Forts contre les forts, faibles contre les faibles. Une formule convenue, un peu facile et peut-être trop simpliste pour résumer le bon début de Championnat des Champenois. Mais difficile de contredire une telle analyse, quand on présente des résultats aussi criants de paradoxe. Avec à leur tableau de chasse une victoire au Parc des Princes (2-0), sur la pelouse de Rennes (1-0), face à Lille (2-0) et à Marseille (2-0), et ce en seulement 9 journées, la formation dirigée par David Guion est clairement devenue l’équipe piège de cette saison 2019-2020. Des résultats surprenants, tout comme leurs défaites face à Dijon (1-2), sur le terrain de Nantes (0-1) ou encore à Brest (0-1).

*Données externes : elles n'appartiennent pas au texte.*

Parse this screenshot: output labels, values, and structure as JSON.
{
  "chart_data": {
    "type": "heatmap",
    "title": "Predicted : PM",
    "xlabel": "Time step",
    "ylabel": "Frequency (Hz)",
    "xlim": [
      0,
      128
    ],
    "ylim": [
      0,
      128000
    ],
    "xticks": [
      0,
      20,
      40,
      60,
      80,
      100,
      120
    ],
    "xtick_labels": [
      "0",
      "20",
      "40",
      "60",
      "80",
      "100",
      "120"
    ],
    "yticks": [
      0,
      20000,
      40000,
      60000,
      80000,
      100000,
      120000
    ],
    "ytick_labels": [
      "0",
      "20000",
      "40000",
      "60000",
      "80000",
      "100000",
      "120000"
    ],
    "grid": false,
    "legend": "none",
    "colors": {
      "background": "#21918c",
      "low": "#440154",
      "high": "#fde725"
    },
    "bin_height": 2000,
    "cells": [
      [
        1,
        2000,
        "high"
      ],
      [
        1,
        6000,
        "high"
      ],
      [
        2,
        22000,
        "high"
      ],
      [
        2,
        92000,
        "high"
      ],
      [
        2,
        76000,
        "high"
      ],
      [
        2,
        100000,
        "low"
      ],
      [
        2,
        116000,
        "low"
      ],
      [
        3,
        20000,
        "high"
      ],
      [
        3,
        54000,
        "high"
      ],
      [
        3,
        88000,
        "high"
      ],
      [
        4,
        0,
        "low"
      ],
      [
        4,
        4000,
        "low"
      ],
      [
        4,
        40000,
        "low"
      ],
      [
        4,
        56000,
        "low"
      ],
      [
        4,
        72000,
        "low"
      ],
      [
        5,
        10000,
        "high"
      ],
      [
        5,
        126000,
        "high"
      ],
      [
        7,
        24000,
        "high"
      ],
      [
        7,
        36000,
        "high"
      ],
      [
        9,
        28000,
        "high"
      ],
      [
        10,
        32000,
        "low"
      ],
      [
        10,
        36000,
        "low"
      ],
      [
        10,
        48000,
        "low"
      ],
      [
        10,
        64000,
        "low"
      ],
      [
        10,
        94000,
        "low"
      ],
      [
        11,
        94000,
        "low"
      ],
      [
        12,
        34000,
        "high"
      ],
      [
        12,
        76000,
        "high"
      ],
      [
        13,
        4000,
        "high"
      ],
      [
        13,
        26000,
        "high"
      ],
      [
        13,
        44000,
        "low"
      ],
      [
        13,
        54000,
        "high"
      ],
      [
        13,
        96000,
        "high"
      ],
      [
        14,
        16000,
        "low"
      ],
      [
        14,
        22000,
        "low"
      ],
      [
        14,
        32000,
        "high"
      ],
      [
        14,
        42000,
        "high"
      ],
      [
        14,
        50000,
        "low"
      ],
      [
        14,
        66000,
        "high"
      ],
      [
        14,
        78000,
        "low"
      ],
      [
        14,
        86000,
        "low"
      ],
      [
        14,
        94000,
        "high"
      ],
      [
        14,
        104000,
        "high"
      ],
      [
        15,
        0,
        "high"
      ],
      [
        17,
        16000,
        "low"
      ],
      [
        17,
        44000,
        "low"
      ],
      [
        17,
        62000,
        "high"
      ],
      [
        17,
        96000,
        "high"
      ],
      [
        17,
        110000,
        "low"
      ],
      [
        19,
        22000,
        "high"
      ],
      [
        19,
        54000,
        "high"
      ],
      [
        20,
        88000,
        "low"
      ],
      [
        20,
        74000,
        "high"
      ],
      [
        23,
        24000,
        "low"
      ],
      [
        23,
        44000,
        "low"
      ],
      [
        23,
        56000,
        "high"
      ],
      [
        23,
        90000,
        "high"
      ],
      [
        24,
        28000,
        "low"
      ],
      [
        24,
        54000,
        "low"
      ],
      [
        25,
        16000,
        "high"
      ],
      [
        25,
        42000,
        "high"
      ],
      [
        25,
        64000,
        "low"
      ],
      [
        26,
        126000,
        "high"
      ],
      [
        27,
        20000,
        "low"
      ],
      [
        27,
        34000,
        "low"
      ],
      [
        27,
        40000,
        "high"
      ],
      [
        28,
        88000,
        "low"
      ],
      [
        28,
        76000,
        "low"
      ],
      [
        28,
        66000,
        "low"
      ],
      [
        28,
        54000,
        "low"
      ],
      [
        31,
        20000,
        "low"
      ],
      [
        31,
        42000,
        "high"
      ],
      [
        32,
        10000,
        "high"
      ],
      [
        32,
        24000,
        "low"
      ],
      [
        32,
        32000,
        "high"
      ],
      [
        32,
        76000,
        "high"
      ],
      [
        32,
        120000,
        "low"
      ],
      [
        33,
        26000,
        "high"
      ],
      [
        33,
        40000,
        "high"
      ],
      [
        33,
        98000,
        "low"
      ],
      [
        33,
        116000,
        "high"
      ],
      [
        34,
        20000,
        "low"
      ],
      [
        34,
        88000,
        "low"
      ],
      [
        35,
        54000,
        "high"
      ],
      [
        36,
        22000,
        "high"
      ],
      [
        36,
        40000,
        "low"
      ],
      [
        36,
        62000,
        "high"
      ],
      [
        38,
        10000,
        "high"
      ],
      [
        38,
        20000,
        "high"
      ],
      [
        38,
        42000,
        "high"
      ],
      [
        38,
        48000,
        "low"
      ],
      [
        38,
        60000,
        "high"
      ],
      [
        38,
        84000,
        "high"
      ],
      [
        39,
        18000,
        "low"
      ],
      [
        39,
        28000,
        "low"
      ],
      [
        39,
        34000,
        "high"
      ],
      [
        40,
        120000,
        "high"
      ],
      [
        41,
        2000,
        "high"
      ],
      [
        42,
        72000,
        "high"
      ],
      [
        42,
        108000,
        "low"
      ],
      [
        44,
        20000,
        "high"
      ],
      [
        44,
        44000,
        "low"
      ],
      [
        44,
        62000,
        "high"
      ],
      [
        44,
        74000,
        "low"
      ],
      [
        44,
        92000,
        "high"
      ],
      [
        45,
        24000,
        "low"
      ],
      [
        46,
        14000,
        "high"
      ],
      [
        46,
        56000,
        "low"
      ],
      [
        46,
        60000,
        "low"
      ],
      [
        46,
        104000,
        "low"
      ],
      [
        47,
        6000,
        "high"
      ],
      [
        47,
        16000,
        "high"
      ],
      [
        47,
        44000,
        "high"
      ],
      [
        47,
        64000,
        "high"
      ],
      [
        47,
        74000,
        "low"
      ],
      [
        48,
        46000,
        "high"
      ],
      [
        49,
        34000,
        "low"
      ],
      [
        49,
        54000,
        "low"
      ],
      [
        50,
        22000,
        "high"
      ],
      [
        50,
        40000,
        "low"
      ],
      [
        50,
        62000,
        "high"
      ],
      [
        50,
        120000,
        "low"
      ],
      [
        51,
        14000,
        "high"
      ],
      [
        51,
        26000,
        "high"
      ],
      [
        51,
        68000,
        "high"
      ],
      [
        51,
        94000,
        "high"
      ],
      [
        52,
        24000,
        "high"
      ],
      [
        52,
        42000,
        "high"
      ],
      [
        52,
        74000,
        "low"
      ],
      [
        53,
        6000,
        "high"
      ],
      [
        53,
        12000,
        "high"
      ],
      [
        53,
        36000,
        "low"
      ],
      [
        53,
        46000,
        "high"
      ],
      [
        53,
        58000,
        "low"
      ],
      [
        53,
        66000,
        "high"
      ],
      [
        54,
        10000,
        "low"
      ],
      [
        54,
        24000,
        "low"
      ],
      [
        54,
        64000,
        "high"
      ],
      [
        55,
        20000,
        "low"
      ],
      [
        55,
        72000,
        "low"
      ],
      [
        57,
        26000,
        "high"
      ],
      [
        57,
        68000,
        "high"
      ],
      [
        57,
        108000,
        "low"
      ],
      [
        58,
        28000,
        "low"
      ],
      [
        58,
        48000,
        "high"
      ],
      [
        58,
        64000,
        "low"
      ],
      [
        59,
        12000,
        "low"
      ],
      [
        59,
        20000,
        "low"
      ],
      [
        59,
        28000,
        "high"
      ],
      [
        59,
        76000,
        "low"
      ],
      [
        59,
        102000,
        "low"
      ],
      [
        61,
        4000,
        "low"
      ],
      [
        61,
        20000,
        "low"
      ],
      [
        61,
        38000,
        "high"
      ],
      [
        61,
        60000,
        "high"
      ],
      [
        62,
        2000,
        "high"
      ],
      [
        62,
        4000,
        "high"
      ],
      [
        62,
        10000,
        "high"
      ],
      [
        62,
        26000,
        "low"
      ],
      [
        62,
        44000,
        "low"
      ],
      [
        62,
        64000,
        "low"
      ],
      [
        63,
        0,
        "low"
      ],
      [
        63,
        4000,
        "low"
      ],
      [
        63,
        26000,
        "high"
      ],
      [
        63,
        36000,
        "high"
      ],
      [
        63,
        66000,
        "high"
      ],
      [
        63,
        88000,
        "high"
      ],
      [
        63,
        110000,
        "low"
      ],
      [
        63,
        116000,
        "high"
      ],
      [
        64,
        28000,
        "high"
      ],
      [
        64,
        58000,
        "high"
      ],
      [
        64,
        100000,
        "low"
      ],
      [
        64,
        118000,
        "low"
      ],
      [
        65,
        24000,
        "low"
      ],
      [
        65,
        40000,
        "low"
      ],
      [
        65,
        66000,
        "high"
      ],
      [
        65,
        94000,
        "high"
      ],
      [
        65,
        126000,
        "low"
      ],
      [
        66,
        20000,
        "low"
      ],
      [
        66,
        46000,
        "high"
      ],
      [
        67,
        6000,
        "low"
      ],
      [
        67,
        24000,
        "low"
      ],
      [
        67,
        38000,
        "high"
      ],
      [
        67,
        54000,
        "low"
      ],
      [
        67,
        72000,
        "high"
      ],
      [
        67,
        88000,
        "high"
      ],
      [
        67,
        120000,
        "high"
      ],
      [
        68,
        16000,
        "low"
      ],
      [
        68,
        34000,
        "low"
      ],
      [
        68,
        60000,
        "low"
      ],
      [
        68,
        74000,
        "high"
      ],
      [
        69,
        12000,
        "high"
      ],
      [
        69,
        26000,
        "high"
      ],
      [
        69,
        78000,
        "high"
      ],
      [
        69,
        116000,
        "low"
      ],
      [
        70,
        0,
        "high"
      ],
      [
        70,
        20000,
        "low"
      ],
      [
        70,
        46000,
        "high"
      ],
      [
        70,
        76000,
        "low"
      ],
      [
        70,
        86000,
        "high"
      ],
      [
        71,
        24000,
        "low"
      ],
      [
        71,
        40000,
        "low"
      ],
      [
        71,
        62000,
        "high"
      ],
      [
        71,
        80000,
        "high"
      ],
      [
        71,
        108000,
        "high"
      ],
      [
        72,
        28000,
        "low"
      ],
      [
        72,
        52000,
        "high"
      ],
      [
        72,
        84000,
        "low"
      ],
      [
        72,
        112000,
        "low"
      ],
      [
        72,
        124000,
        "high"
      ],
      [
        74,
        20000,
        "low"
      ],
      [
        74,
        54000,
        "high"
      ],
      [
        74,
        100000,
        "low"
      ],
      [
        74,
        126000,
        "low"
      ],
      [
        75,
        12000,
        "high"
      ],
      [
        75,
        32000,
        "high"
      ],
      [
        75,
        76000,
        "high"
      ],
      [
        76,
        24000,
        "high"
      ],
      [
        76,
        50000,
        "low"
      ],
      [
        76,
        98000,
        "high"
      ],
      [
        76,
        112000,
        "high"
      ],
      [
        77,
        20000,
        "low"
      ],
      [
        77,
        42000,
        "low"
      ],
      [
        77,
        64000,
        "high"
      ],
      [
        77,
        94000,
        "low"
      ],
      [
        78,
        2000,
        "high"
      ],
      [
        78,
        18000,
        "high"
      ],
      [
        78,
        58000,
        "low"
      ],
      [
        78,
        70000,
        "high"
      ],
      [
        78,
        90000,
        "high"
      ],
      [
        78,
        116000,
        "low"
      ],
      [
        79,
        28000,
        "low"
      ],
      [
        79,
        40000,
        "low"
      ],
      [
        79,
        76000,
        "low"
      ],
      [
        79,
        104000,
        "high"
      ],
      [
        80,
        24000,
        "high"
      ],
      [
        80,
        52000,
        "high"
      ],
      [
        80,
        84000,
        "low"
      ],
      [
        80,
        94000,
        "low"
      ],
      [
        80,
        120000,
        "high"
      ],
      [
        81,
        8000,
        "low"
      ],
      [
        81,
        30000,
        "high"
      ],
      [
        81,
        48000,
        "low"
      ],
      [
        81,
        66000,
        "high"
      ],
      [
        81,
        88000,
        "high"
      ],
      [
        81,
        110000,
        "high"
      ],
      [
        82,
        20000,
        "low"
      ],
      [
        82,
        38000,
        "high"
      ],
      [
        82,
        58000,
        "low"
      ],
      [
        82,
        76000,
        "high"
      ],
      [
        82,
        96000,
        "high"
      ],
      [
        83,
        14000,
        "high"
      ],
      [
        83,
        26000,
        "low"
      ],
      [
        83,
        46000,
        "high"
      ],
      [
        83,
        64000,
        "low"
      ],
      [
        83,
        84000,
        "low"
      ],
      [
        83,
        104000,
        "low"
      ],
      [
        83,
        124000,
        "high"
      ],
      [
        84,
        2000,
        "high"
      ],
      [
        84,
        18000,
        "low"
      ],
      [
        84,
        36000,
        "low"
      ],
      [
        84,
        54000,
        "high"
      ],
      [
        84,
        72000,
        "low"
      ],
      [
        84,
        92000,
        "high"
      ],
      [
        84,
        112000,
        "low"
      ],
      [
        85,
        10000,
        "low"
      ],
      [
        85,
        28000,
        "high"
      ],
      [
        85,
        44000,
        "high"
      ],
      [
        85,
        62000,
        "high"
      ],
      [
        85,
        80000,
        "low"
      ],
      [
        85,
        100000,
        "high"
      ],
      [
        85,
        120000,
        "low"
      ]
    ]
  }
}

Quand ils doivent faire le jeu, c'est beaucoup plus laborieux

Paradoxal, mais pas non plus illogique, tant la force des Rémois est basée sur la rigueur et la discipline défensive (seulement 4 buts encaissés en 9 rencontres), associée à une certaine audace lorsqu’ils sont opposés à des cadors de notre Ligue 1, le tout sublimé, dans ces gros matches, par le réalisme d’un Boulaye Dia en pleine forme (3 buts cette saison). Mais quand ils doivent faire le jeu, comme lors de leur déplacement à Dijon le 28 septembre dernier, c’est beaucoup plus laborieux, ce qui explique ces résultats sur courant alternatif. Un axe sur lequel les coéquipiers d’Alaixys Romao vont devoir bosser pendant cette trêve automnale.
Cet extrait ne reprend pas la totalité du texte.